みんなの前でやると大口切ったからには絶対にやり遂げたいし、あの場で口にした気持ちに嘘偽りはない。
だが、目の前のその道のプロを前にすると、私は果たして必要なのか…?という疑問すら湧いてくる。
「彼女は47番ではあるが、魔術を正式に修めている魔術師の1人だ。知識も技術も身に付いているからね。立香ちゃんにとっては先輩ということになるかな?魔術については、まず彼女から学ぶといい」
先輩か、なるほど。
「じゃあマシュにとったら先輩の先輩になるね」
「はぁ、先輩の先輩、ですか」
マシュも目をぱちくりさせて、ななしさんの方を見た。
ななしさんは一瞬交わったマシュとの視線を振り切り、ドクターに本題を促した。
「ドクターロマン。いえ、所長代理。作戦会議に進みましょう」
「そうだね。軽い自己紹介も終えたとこだし。では、これから第一特異点レイシフトに関する作戦会議を始めよう」
初の作戦ありきのレイシフト。
前回にも増して責任という言葉が重く感じられる。
特異点Fの時は何が何だか分からないまま、マシュや所長、ドクターやキャスターを信じてとにかく前に進んだ。
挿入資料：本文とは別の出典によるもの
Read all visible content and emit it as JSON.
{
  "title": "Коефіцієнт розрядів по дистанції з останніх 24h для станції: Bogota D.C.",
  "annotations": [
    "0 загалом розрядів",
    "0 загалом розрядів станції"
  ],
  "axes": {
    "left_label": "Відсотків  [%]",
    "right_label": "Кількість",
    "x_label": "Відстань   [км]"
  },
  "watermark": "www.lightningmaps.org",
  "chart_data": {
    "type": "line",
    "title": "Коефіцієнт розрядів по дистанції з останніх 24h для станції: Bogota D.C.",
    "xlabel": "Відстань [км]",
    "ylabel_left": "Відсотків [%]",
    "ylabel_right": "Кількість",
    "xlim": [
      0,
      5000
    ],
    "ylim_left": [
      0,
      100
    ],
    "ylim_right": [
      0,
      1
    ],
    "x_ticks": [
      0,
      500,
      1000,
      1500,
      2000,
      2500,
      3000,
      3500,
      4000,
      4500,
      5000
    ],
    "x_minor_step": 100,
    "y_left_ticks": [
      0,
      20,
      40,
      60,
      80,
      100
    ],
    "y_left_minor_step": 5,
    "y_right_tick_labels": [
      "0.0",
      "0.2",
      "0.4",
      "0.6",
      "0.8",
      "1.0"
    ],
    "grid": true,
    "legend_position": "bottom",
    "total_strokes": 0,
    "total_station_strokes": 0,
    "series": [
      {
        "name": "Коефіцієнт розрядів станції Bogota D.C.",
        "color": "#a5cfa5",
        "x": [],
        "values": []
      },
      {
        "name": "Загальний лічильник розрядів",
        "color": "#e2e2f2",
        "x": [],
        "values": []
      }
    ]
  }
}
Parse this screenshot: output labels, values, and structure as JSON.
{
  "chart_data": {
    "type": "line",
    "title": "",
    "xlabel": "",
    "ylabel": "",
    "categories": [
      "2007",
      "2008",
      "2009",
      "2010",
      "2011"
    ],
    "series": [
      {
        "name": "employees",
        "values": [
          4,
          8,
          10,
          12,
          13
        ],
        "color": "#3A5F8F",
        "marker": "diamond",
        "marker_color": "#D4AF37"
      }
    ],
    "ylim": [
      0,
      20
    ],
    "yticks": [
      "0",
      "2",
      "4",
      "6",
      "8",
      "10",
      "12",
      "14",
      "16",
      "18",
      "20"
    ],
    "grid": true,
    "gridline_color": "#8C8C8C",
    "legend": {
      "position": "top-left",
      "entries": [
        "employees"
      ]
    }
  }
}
けれど、今回は落ち着いて事態を把握出来るようになった分、現実味を帯びた重みを感じてしまう。
とりあえず、深呼吸。
「先輩、体調が優れないのでしょうか」
マシュ、あぁそうだ。マシュだ。
私は1人ではなかった。
あの時も、そして今も、次のレイシフトでも。
そして―
「ななし…さん」
チラリとこちらを向けられた視線。
その目と目が合った瞬間に走る緊張。
だ、だいじょうぶ、大丈夫。
がんばれ、私!
敵性サーヴァントと睨み合うより全然マシ!!
「次のレイシフト、オルレアン…よろしくお願いします!私魔術なんて全然さっぱりですけど、精一杯走り回りますッ!!」
全身の力を振り絞って出した言葉に、ななしさんはどんな反応を返すのか、恐る恐る様子を伺う。
すると、意外にも彼女は破顔したような、ぽかんとしたような、そんな表情をしていた。
それから肺に溜まった空気を少し流すように、唇からふっと微かに音を立てた。
「そんなに緊張しなくてもいいのに。…よろしくね」
そのまま背を向けてドアから出ていった。
「マシュ…」
取り残された部屋に、ぽつりと浮かぶ声。
「はい…」
それに律儀に返す後輩の声も、自分と同じ響きがあることを確信する。
「ななしさん、笑った……?」
「はい…」
それは、本当に微かなもので。一瞬の出来事で。ともすれば、夢か?見間違いか?と疑ってしまうような儚さで。
「ななしさんの笑う顔、私、初めて見ました。あんな風に笑う方なんですね」
未だ驚きが抜けないマシュが少し嬉しそうに言った。
対する私は、少し違和感を感じていた。
確かにななしさんは笑った。笑った…んだよな?
表情は間違いなく微笑んでいた。
じゃあ、この違和感はなんだ。
違う。この違和感、笑う前だ。彼女が笑顔を見せる前から少し違和感を感じていた。
私の言葉を聞いた直後の彼女の顔。
それからの笑顔。
あぁ、それだ。
何故なのかは分からない。
けど、あの時の彼女の顔、そして笑顔。
なんだか、泣きそうに見えた。
ななしさんという人は、なんだかとても悲しそうだった。